Points Interview: Stephen Snelders

Stephen Snelders Points Interview card

Today we’re excited to feature a Points Interview with Dr. Stephen Snelders, the author of Drug Smuggler Nation: Narcotics and the Netherlands, 1920–1995 (Manchester University Press, 2021). Snelders is a Research Fellow at University of Utrecht, and is a member of the Intoxicating Spaces project. He has written books on seventeenth-century Dutch piracy, leprosy in the Dutch colony of Suriname and LSD therapy in the Netherlands. The interview was conducted by Contributing Editor Peder Clark.

Describe your book in terms your bartender could understand.

The recreational use of illegal drugs is quite common and a more or less accepted leisure activity in the city where I (and my bartenders before and after the lockdown) live. Just as common is media coverage of violence executed by “organized crime,” trials against “drug lords,” new record drug seizures in Dutch port towns, police raids on underground drug laboratories, and the “subversion” of the democratic state by organized drug gangs. Fifty years ago, all of these phenomena seemed to exist to a much smaller degree. The whole concept of “organized crime” was then unknown to the Dutch judiciary and police force. Furthermore, a hundred years ago, there were no laws against illicit drugs in the Netherlands. Since then, the Netherlands has become a key hub of the international drug trade.

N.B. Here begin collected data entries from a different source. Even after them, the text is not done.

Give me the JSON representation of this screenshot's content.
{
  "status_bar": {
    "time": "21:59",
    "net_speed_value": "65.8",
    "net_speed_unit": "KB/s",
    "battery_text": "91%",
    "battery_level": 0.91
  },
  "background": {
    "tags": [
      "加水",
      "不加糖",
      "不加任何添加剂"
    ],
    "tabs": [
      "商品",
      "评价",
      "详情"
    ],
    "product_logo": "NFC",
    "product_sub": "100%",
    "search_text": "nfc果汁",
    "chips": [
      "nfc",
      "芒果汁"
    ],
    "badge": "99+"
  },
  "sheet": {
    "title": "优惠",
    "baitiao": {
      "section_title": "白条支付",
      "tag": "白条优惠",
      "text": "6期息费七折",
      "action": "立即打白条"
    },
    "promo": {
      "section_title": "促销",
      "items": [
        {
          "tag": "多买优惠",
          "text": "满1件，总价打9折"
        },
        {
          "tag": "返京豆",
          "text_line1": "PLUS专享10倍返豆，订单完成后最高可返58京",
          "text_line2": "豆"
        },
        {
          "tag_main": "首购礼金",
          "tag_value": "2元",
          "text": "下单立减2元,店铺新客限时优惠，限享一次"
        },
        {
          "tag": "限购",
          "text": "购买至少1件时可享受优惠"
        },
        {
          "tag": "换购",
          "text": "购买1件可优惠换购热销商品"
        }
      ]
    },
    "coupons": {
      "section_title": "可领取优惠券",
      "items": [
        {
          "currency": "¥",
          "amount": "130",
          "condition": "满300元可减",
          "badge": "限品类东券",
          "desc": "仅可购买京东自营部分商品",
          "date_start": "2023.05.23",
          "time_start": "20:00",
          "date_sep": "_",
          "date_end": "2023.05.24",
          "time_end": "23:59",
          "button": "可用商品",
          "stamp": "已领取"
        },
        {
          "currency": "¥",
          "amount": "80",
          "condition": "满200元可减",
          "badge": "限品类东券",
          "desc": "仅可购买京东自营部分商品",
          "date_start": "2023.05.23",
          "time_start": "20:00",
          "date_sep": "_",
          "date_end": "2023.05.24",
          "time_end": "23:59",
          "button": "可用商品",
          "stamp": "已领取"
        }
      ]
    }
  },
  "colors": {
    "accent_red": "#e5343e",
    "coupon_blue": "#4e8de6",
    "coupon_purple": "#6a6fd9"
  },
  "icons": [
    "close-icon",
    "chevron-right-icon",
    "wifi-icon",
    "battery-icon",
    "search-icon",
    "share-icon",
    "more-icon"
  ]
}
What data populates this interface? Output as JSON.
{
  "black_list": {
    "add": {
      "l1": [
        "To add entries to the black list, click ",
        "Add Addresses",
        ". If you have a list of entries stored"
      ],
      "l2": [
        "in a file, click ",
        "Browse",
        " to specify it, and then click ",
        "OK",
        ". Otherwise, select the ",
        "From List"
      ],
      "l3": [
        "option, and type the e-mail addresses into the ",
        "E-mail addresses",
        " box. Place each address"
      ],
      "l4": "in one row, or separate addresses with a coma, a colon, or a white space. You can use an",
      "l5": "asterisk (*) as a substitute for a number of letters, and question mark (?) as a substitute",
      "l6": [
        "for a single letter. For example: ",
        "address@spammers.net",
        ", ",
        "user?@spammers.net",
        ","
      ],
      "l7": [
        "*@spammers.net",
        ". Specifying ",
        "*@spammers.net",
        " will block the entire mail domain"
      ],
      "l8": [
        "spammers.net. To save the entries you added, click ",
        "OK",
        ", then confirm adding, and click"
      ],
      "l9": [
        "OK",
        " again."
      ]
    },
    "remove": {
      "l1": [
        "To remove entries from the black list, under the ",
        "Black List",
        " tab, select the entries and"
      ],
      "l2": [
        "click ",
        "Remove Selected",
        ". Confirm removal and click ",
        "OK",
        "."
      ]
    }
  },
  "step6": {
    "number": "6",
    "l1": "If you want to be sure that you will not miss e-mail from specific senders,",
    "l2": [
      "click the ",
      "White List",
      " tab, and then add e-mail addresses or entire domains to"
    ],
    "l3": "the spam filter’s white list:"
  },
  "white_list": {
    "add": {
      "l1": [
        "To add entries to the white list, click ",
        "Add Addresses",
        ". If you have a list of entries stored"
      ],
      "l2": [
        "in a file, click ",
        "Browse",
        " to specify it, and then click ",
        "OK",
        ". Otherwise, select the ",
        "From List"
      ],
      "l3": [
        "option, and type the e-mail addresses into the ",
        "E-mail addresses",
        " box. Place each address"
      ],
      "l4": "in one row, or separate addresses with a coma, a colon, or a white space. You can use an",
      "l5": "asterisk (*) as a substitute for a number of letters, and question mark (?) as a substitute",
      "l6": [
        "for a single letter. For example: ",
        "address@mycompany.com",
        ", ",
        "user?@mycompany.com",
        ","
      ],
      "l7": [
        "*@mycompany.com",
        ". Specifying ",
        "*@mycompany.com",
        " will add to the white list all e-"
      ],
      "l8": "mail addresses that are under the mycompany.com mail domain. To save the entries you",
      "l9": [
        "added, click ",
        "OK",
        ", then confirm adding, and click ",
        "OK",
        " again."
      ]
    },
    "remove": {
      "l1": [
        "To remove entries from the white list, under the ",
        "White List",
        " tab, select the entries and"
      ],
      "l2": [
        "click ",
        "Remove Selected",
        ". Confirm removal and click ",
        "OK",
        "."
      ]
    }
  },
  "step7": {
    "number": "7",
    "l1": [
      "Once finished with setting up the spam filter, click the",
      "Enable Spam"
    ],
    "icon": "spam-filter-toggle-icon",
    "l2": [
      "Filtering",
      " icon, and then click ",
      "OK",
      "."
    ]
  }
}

My book basically asks the question, how did we get ourselves in this situation, and, especially, why did Dutch drug smuggling become so big and important? The book researches histories of smugglers and smuggling networks: drug users, criminal entrepreneurs, idealists from the hippie and XTC (ecstasy or MDMA) drug undergrounds, brokers from pharmaceutical companies, sailors, and others. They could all thrive in a social and cultural climate of what I call “criminal anarchy:” embedded and rooted in Dutch society, connected to a legal “upperworld.” Crucially, they were NOT organized in large hierarchical crime syndicates that would have been relatively easy targets for police activities, but rather the groups and networks were often transitory, vertically organized, and only seldom competing with each other. In short, the book shows why cutting off one head of the hydra of drug smuggling only led to the growth of new heads in new places.